An unprecedented sense of Asian American community has manifested itself at Harvard this past year. The recent incidence of hate crimes, such as the racial slurs written on the Lamont Poetry Board, and phone threats to Asian students, have mobilized the Asian American community to express their collective outrage and shock. In addition, the public debate on Asian stereotypes, focusing especially on the "model minority" stereotype, has stimulated much discussion on campus resulting in panel discussions sponsored by AAA, and several articles in The Crimson, The Independent, and other major campus papers.
This growing Asian American awareness further complicates the way we, as Korean Americans, view ourselves. Our identity is a complex amalgam of two cultures, Korean and American, in which the separation between the two is difficult to maintain. Even Koreans who have immigrated a few years ago feel lost when they go back to the frenzied pace of today's industrialized Korea. Now, we must recognize that we are Asian Americans as well as Korean Americans not because Asians are culturally homogeneous (which is far from true), but because stereotypes and prejudice are directed at us as a whole, and when one group is attacked, as in recent Japan-bashing, it inevitably affects other Asians as well. Thus, the Asian American movement can be described as a political coalition to defend our rights as well as a vehicle to educate the public on the culturally diverse elements that comprise the Asian community.
Hence, we titled this issue "identity" to focus on the issue of self-awareness in the context of these cultural and social forces that act upon us. Our feature article "The Other Side of the Model Minority Myth" examines the roots of the Asian stereotype and the extent to which Asians have internalized these prejudices. The articles on Ice Cube's "Black Korea" and the film Mississippi Masala explore the ways in which the media contribute to society's perception of Asians. The personal essays "Grandfather" and "Notes on Eighteen Years" deal with the conflicts of living with two cultural identities, while "Confessions of a Banana" examines the struggle to actually establish an identity for oneself.

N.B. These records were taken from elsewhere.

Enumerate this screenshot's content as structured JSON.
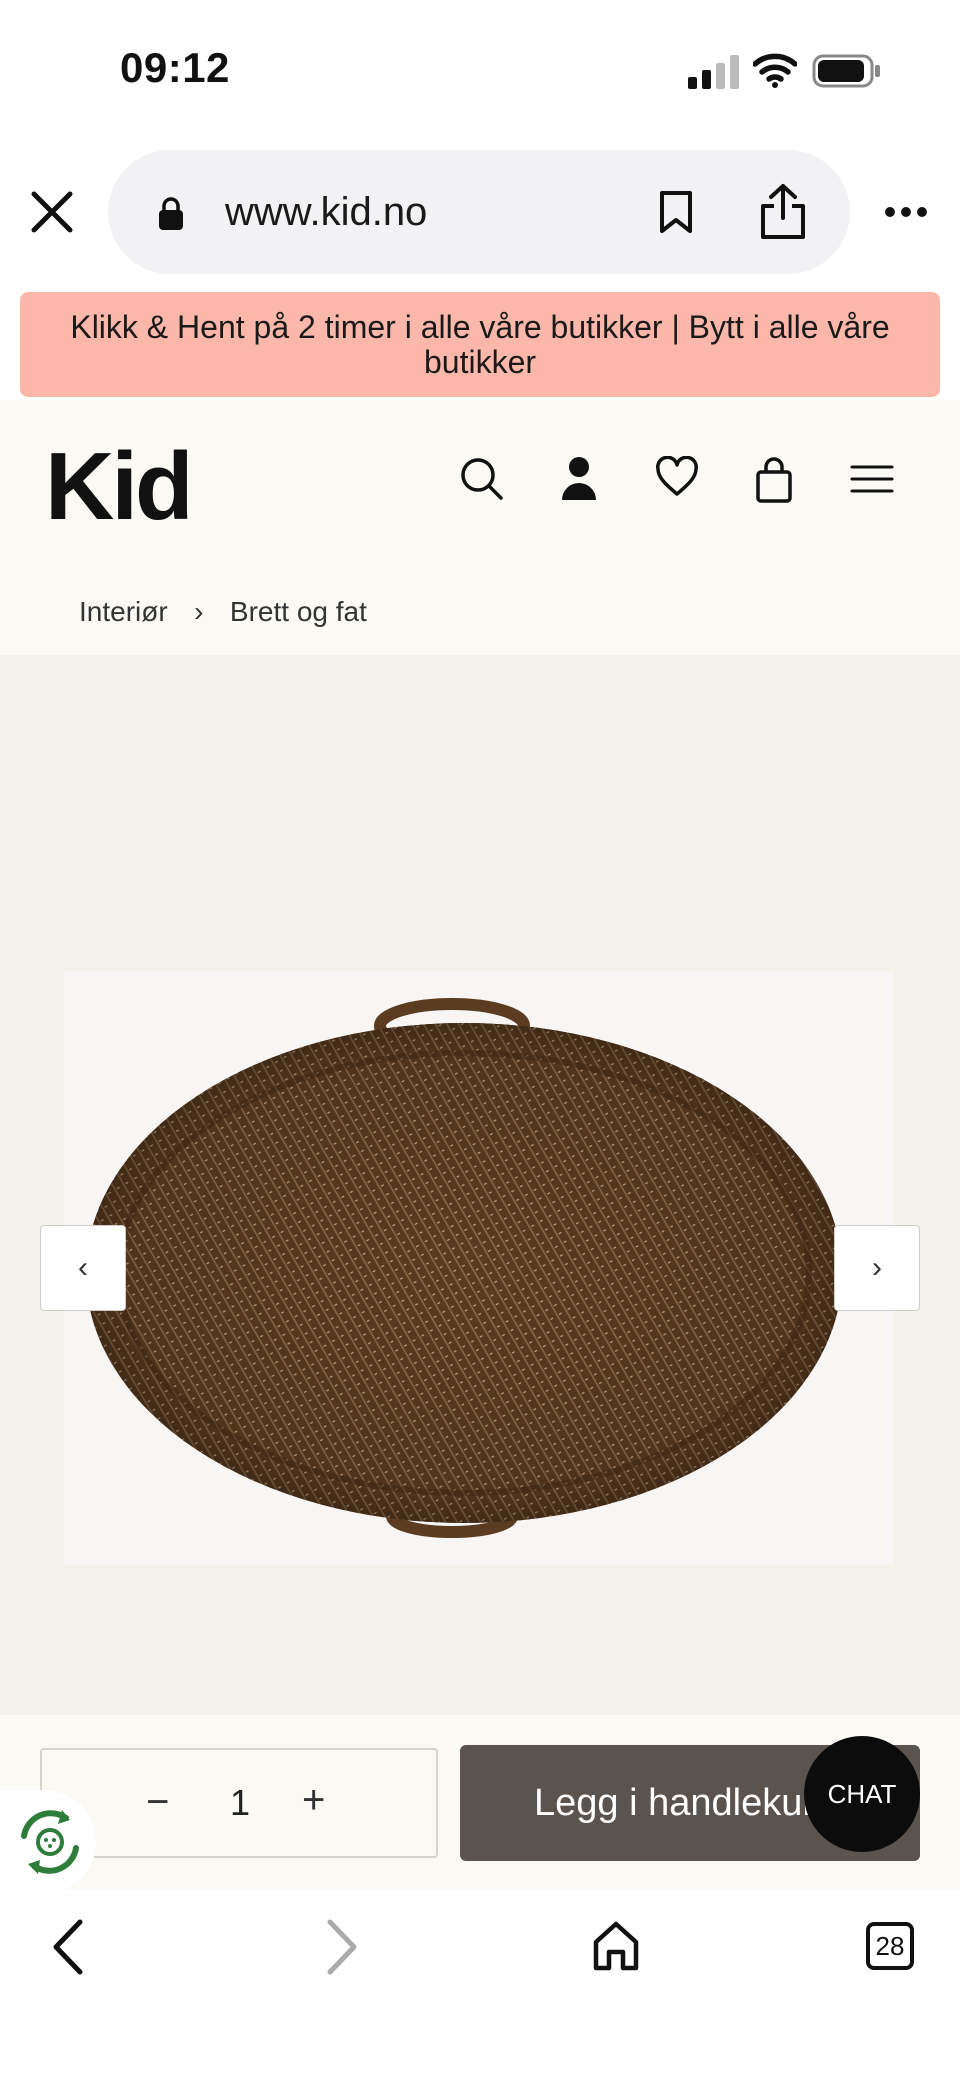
{
  "status_bar": {
    "time": "09:12"
  },
  "browser": {
    "url": "www.kid.no",
    "tab_count": "28"
  },
  "promo": {
    "text": "Klikk & Hent på 2 timer i alle våre butikker | Bytt i alle våre butikker"
  },
  "header": {
    "logo": "Kid"
  },
  "breadcrumb": {
    "items": [
      "Interiør",
      "Brett og fat"
    ],
    "separator": "›"
  },
  "carousel": {
    "prev": "‹",
    "next": "›"
  },
  "cart": {
    "quantity": "1",
    "minus": "−",
    "plus": "+",
    "add_label": "Legg i handlekurv"
  },
  "chat": {
    "label": "CHAT"
  },
  "colors": {
    "promo_bg": "#fbb7aa",
    "add_button": "#5b534e",
    "eco_green": "#2e7d3a"
  }
}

The process of finding one's identity is never-ending, for the milieu in which we live-our culture, socio-economic status, family, etc.-is in constant change. So, what it is to be Korean American or Asian American must be reassessed continually, and there will be no final say on the subject. As we celebrate our five years of existence, we hope Yisei will continue to evolve and mature to reflect the changing voice of our community.